SRA Issue Timely Reminder About Cyber Security
Last week the Solicitor’s Regulation Authority (SRA) issued their cyber crime thematic review, and reminded law firms that now more than ever was a time to remain cyber secure.
The review focuses on 40 separate incidents of cyber crime reported between 2016-2019, with over £4million pocketed by criminals.
With more firms now working remotely as a result of the Coronavirus pandemic, the SRA has warned firms to be vigilant, as the legal sector is a jewel in the crown for criminals.
Of the firms questioned many said they were aware of the dangers of cyber crime and that the main form of defence against it, are the people they employ. However, only two thirds of staff in the firms visited by the SRA said they felt they had enough knowledge to understand IT and cyber security issues.
Cyber security is something that needs to be adopted across the whole of a firm, yet the SRA discovered that some senior figures were unable to answer basic questions around terminology.
More than a quarter of the firms visited didn’t have adequate cyber security controls in place leaving them vulnerable to attack.
Paul Philip, SRA Chief Executive, said:
“It will be some time before the implications of the Covid-19 pandemic for the legal sector are fully understood, but we all know that millions more people than ever before are working from home, be they law firm employees or clients. That means the need for everyone to remain cyber crime vigilant has never been higher. Law firms should make sure that they have effective cyber security policies in place, and, crucially, that everyone in the firm understands and follows these day-to-day.”
Simon Davies, President of the Law Society of England and Wales:
“The SRA’s report identified that most of the firms surveyed were aware of the dangers posed by cyber crime, and that staff knowledge and behaviour were important factors when protecting their business.”

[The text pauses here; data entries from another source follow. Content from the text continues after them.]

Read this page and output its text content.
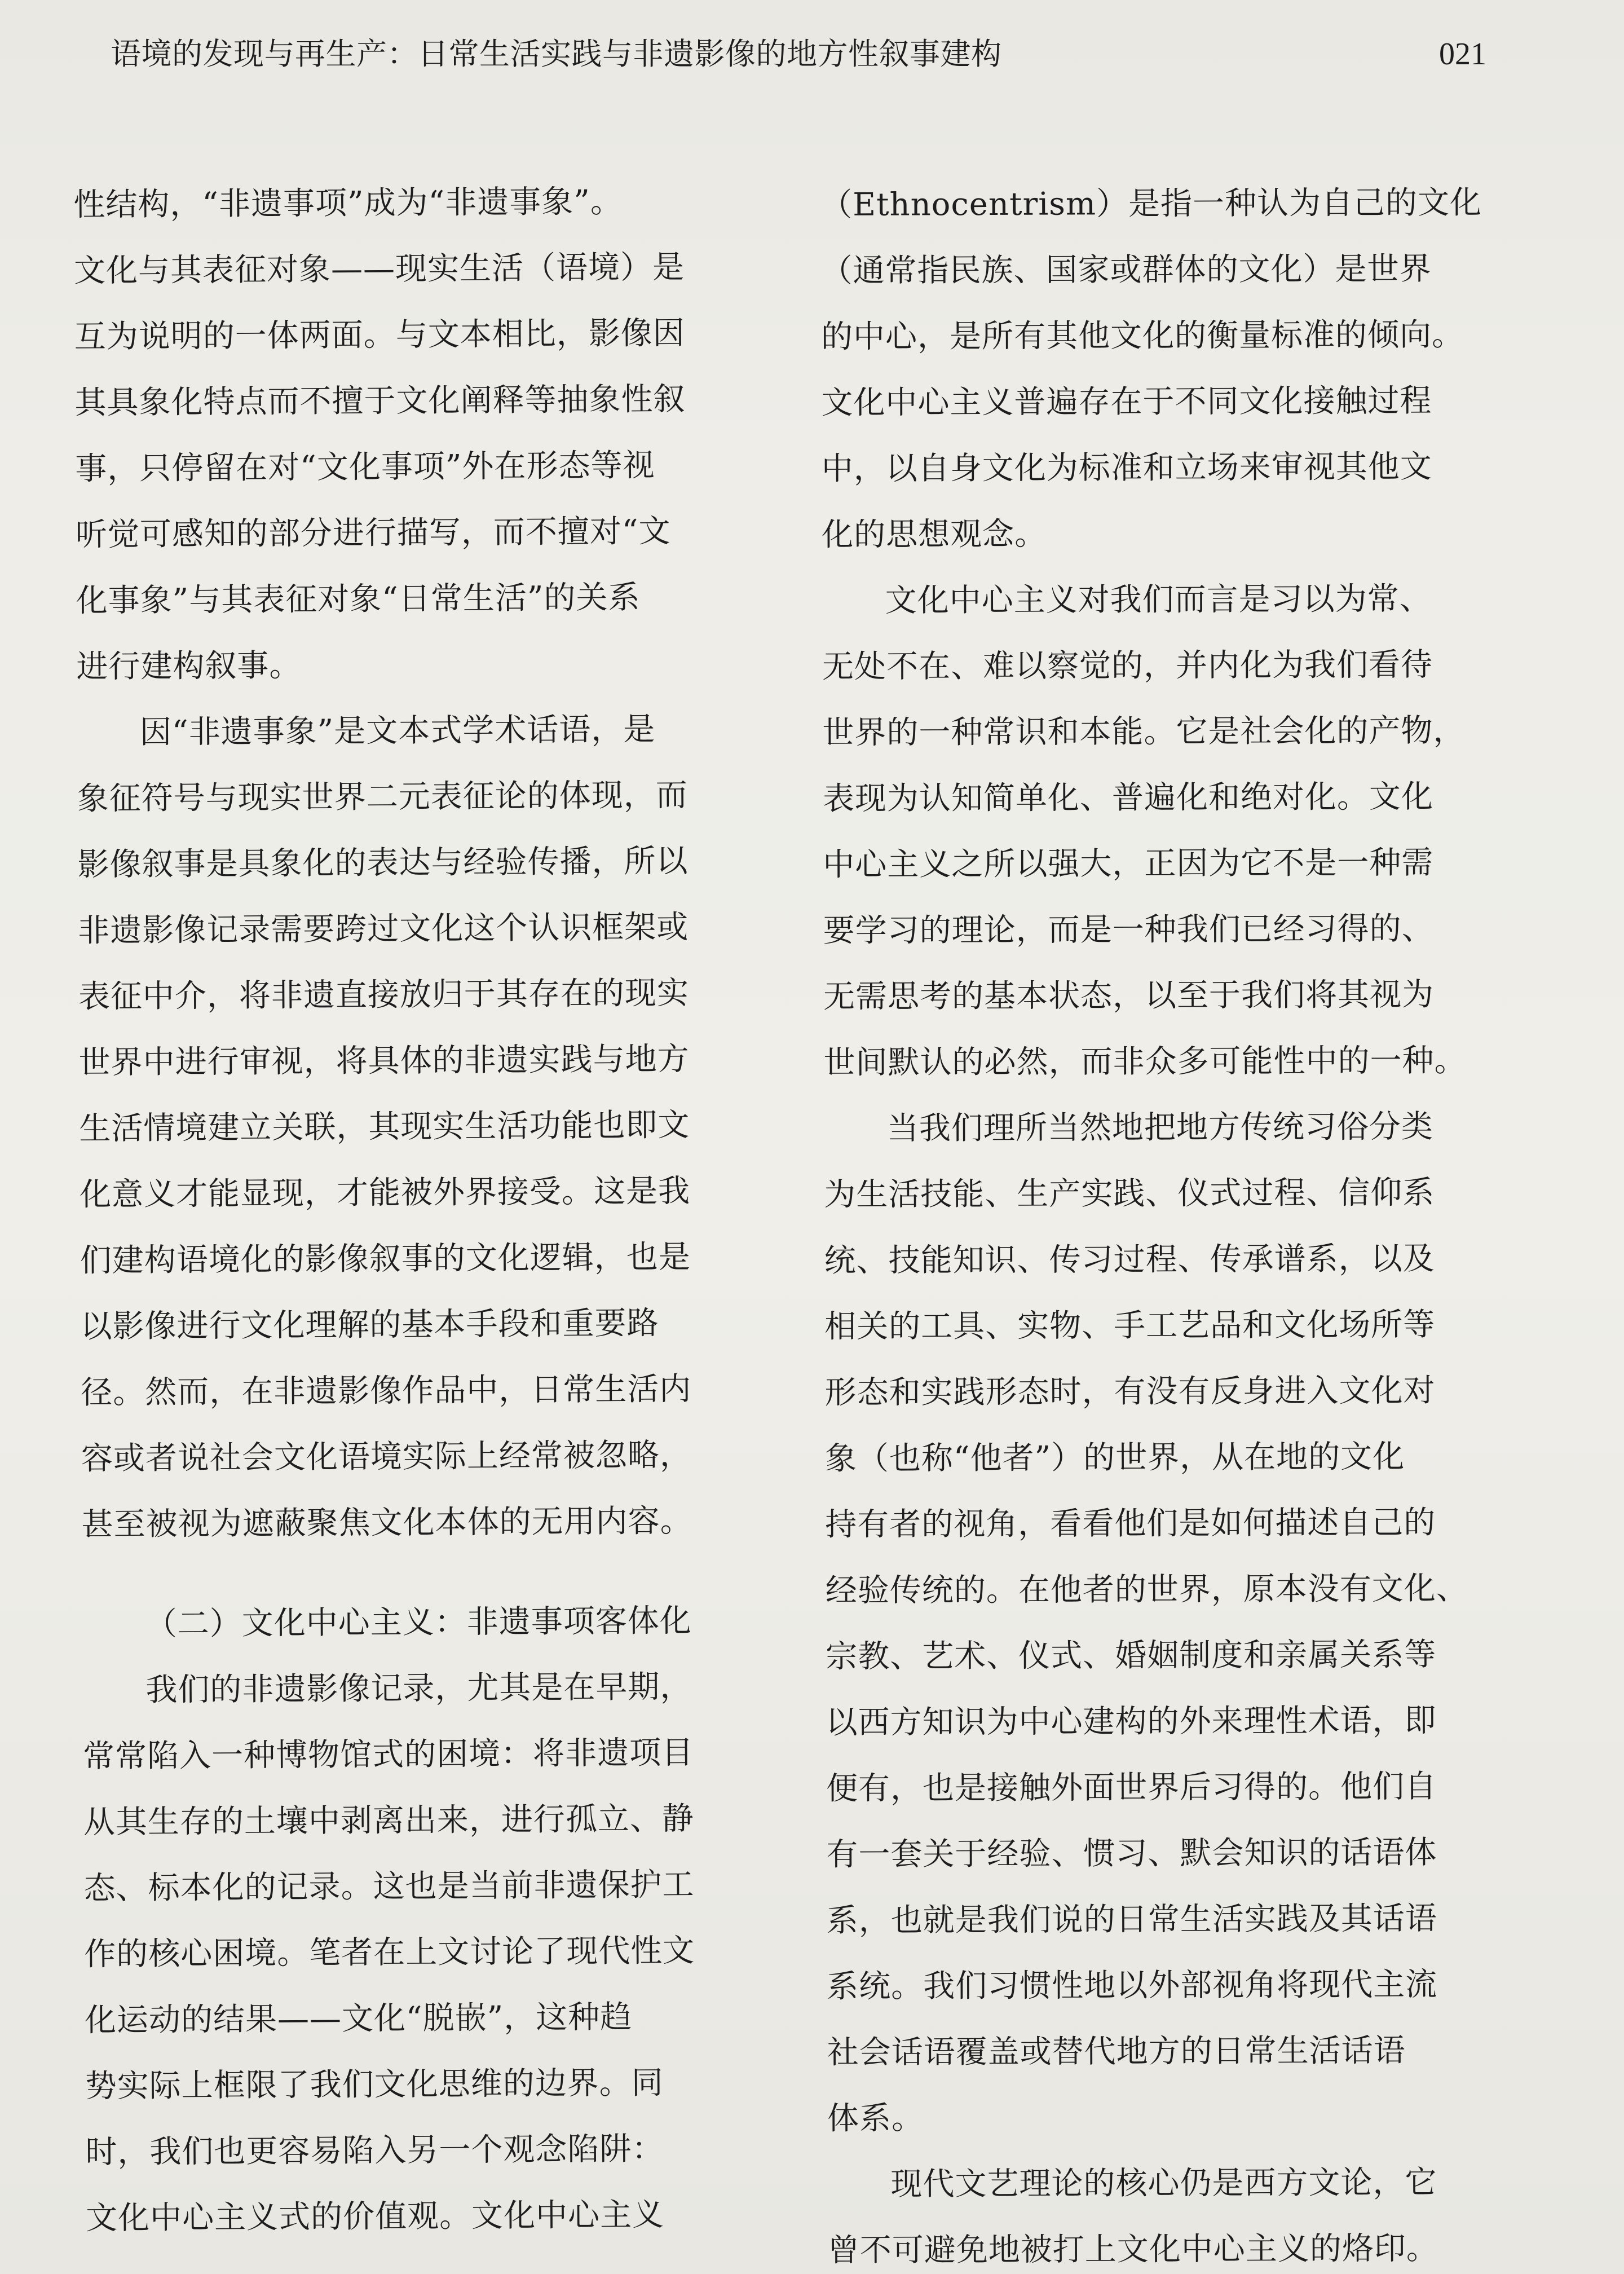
语境的发现与再生产：日常生活实践与非遗影像的地方性叙事建构	021
性结构，“非遗事项”成为“非遗事象”。
文化与其表征对象——现实生活（语境）是
互为说明的一体两面。与文本相比，影像因
其具象化特点而不擅于文化阐释等抽象性叙
事，只停留在对“文化事项”外在形态等视
听觉可感知的部分进行描写，而不擅对“文
化事象”与其表征对象“日常生活”的关系
进行建构叙事。
因“非遗事象”是文本式学术话语，是
象征符号与现实世界二元表征论的体现，而
影像叙事是具象化的表达与经验传播，所以
非遗影像记录需要跨过文化这个认识框架或
表征中介，将非遗直接放归于其存在的现实
世界中进行审视，将具体的非遗实践与地方
生活情境建立关联，其现实生活功能也即文
化意义才能显现，才能被外界接受。这是我
们建构语境化的影像叙事的文化逻辑，也是
以影像进行文化理解的基本手段和重要路
径。然而，在非遗影像作品中，日常生活内
容或者说社会文化语境实际上经常被忽略，
甚至被视为遮蔽聚焦文化本体的无用内容。
（二）文化中心主义：非遗事项客体化
我们的非遗影像记录，尤其是在早期，
常常陷入一种博物馆式的困境：将非遗项目
从其生存的土壤中剥离出来，进行孤立、静
态、标本化的记录。这也是当前非遗保护工
作的核心困境。笔者在上文讨论了现代性文
化运动的结果——文化“脱嵌”，这种趋
势实际上框限了我们文化思维的边界。同
时，我们也更容易陷入另一个观念陷阱：
文化中心主义式的价值观。文化中心主义
（Ethnocentrism）是指一种认为自己的文化
（通常指民族、国家或群体的文化）是世界
的中心，是所有其他文化的衡量标准的倾向。
文化中心主义普遍存在于不同文化接触过程
中，以自身文化为标准和立场来审视其他文
化的思想观念。
文化中心主义对我们而言是习以为常、
无处不在、难以察觉的，并内化为我们看待
世界的一种常识和本能。它是社会化的产物，
表现为认知简单化、普遍化和绝对化。文化
中心主义之所以强大，正因为它不是一种需
要学习的理论，而是一种我们已经习得的、
无需思考的基本状态，以至于我们将其视为
世间默认的必然，而非众多可能性中的一种。
当我们理所当然地把地方传统习俗分类
为生活技能、生产实践、仪式过程、信仰系
统、技能知识、传习过程、传承谱系，以及
相关的工具、实物、手工艺品和文化场所等
形态和实践形态时，有没有反身进入文化对
象（也称“他者”）的世界，从在地的文化
持有者的视角，看看他们是如何描述自己的
经验传统的。在他者的世界，原本没有文化、
宗教、艺术、仪式、婚姻制度和亲属关系等
以西方知识为中心建构的外来理性术语，即
便有，也是接触外面世界后习得的。他们自
有一套关于经验、惯习、默会知识的话语体
系，也就是我们说的日常生活实践及其话语
系统。我们习惯性地以外部视角将现代主流
社会话语覆盖或替代地方的日常生活话语
体系。
现代文艺理论的核心仍是西方文论，它
曾不可避免地被打上文化中心主义的烙印。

“The Law Society has a consistent focus on cyber security – ensuring solicitors have the resources, guidance, and partnerships they need to keep their firm and their clients safe.
“This is why we must continue to share experience and expertise about emerging cyber threats, particularly in today’s environment, with so many more of us working online and remotely.
“Our guidance includes information on data protection, risk assessments, security policies and how to take appropriate technical and organisational measures to safeguard personal data.
“We also regularly update our cyber security page and have produced specific guidance on fraud prevention, cyber security and lawtech during Covid-19.
“In addition, we are hosting a free two-day virtual technology conference this month which will provide solicitors with valuable information on regulation, compliance, technology and cyber security.
“By taking issues like cyber security seriously, we ensure the public can continue to have the highest confidence in the profession.”